Open aerdem4 opened 4 years ago
This issue has been marked rotten due to no recent activity in the past 90d. Please close this issue if no further response or action is needed. Otherwise, please respond with a comment indicating any updates or changes to the original issue and/or confirm this issue still needs to be addressed.
This issue has been marked stale due to no recent activity in the past 30d. Please close this issue if no further response or action is needed. Otherwise, please respond with a comment indicating any updates or changes to the original issue and/or confirm this issue still needs to be addressed. This issue will be marked rotten if there is no activity in the next 60d.
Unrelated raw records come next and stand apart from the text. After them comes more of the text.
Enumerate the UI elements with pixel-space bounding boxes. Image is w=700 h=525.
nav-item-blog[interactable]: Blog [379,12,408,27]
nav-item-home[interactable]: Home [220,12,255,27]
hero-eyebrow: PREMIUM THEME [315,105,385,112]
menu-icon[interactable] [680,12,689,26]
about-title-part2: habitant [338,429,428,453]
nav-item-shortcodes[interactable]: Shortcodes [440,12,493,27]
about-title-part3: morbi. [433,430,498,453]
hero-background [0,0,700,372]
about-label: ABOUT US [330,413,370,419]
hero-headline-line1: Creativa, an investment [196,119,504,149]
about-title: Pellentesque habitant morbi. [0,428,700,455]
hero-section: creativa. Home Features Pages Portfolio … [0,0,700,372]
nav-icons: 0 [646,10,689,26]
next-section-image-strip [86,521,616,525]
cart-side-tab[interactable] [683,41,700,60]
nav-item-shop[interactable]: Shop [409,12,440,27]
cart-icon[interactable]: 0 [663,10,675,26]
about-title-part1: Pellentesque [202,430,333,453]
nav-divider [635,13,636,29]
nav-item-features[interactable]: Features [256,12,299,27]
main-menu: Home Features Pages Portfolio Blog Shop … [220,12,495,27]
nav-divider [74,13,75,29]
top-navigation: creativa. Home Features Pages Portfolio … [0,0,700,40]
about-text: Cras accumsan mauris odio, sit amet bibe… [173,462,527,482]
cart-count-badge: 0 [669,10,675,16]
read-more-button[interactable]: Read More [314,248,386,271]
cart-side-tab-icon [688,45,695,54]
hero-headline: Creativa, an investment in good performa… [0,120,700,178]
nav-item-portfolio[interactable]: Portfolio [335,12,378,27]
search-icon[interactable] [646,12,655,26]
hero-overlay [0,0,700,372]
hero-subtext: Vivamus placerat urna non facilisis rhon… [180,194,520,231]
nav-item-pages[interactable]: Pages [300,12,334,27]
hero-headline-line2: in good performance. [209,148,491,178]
People interested in this feature may find this RAPIDS blog post useful. You can now pass cuML estimators to scikit-learn's BaggingRegressor.
@beckernick I think what could be interesting is the opposite actually. Running sklearn models in parallel on GPU with random data and feature subsampling. Otherwise running cuml models sequentially with subsampling is just several lines of code for the user.
Is your feature request related to a problem? Please describe. Bagging different regression models by randomization (sampling rows and columns) is a common technique which makes models more robust. A Kaggle user was using Rapids for his solution but for BaggingRegressor, he had to move back to sklearn. https://www.kaggle.com/c/trends-assessment-prediction/discussion/156725 Considering that bagging is highly parallelizable, a Rapids implementation that runs on GPU can have a significant speed boost.
Describe the solution you'd like I would like to have BaggingRegressor implemented in Rapids. Here is the sklearn equivalent: https://scikit-learn.org/stable/modules/generated/sklearn.ensemble.BaggingRegressor.html
Describe alternatives you've considered I can also wrap my models in a Python function and bag myself but this may not utilize GPU as much as a native algorithm would utilize.